All matter has some relationship to all other matter--even if one might be perceived as the “loneliest” molecule in existence.

To apply this theory to the extension of physical travel (away from geographical proximity): the various means of transportation afforded to humans within the past two centuries especially--and specifically, to the rather recent revolution of travel, via computers--this is where the analogy changes, mutates, expands: proximity undergoes a more universal meaning, but still within the confines of relative orbit (being our Earth’s, in this instance), aided by the tools of travel, machinery commonly known as the computer, the cell phone, the fax, etc. Now, people congregate in various configurations online, emanating from diverse “states” and “countries” all over the world--allowing chance meeting to no longer be a matter of purely physical geography; “Matter” of “Mind” exerts more force than ever before, and has altered modes of association: we orbit, as particles, around one another, within orbits of gravitational thought patterns now--willingly, and not out of physical, proximate obligation. This fairly new development is a harbinger of an evolution in human interaction and contact that is more reflective of our increasing understanding of the expansion of the Universe, in which our planet Earth is only a tiny particle.
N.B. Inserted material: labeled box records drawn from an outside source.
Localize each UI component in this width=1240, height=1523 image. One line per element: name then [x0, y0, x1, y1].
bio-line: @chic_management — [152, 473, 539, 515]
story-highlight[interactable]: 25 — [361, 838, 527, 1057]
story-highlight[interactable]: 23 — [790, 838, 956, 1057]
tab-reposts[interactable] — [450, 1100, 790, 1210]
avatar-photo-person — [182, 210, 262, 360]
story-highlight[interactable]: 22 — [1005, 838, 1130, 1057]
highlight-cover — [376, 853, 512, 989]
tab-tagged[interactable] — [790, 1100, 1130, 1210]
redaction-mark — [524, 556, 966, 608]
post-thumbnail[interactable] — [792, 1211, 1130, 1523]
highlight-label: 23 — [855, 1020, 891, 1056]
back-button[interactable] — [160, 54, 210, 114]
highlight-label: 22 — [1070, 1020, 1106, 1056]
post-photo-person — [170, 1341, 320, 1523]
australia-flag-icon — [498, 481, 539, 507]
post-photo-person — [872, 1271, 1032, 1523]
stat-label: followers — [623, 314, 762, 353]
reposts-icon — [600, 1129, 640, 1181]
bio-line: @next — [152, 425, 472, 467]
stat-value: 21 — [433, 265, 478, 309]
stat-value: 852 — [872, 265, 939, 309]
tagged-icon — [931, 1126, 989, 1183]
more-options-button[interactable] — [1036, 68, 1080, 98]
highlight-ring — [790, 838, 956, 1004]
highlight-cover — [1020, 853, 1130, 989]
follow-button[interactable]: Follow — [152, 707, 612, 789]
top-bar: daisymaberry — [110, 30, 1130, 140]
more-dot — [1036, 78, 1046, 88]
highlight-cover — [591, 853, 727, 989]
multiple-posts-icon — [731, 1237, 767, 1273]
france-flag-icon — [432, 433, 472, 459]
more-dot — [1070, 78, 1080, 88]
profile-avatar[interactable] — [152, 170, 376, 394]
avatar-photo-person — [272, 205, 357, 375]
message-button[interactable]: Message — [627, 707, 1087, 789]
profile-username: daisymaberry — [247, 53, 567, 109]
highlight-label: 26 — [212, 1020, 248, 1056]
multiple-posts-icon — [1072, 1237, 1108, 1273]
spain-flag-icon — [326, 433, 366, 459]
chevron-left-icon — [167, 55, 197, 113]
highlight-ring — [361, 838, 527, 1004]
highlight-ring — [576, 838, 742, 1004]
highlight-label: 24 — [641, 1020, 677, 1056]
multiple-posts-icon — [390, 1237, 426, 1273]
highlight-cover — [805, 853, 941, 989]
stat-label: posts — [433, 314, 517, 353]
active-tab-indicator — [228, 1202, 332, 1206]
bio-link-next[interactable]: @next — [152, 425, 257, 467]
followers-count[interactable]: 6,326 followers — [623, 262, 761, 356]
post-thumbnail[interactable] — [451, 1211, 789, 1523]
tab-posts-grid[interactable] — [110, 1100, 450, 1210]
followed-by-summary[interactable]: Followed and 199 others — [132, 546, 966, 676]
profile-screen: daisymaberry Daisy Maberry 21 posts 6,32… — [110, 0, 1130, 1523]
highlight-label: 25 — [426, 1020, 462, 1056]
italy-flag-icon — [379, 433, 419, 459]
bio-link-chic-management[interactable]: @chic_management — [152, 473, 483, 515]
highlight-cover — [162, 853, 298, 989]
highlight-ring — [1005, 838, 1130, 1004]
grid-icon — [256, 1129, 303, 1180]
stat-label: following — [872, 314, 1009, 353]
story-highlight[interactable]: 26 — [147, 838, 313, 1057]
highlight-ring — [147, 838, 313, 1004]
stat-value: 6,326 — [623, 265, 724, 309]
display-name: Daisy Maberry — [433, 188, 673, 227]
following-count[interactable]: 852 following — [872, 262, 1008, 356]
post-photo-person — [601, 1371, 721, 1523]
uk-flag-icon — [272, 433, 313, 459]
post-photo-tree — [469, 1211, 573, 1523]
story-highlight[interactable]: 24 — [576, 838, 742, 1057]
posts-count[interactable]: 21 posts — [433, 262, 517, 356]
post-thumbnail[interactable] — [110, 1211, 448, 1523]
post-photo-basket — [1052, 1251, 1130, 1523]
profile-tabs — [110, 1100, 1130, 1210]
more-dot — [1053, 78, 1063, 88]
May we each exude the most evolutionary, expansive force, of which we are most capable.

© Carol Maric
All Rights Reserved

3 Comments:

Blogger Sportive Tricks said...

I think my synapses just snapped.

8:56 AM  
Blogger Billychic said...

I am so damned excited to have such a talented bunch of writers with such a wide array of subjects.

This, here, is an example of a subject that I would have loved to expound upon but I would have taken a less scientific and analytic approach...and I am thrilled that someone else did.

I was just thinking in my shower today, as I prepared to travel upstate for the weekend to see my boyfriend (which is also another issue of distance and the capabilities of one to maintain said relationship), that I have many friends - people I can honestly say that I love dearly and care about - that I have not seen in years. In fact, I have not even talked to them in at least a year.

The effort you mention that one has to put into maintaining contact - exerting a stronger force - has eluded me sometimes in my life. It's almost as if I assume that they can read my thoughts and know that I love them and think about them - but the phone is not picked up, etc (on their end, either).

It is true that we are in a new age where I really don't have that excuse - an email is all it takes to maintain that link.

Perhaps it is the heart cell, that still continues to beat in time to it's companions, that tricks the mind into thinking that that is all that needs to be done.

9:45 AM  
Blogger Róisín Rua said...

Wow. You have a very unique perspective there.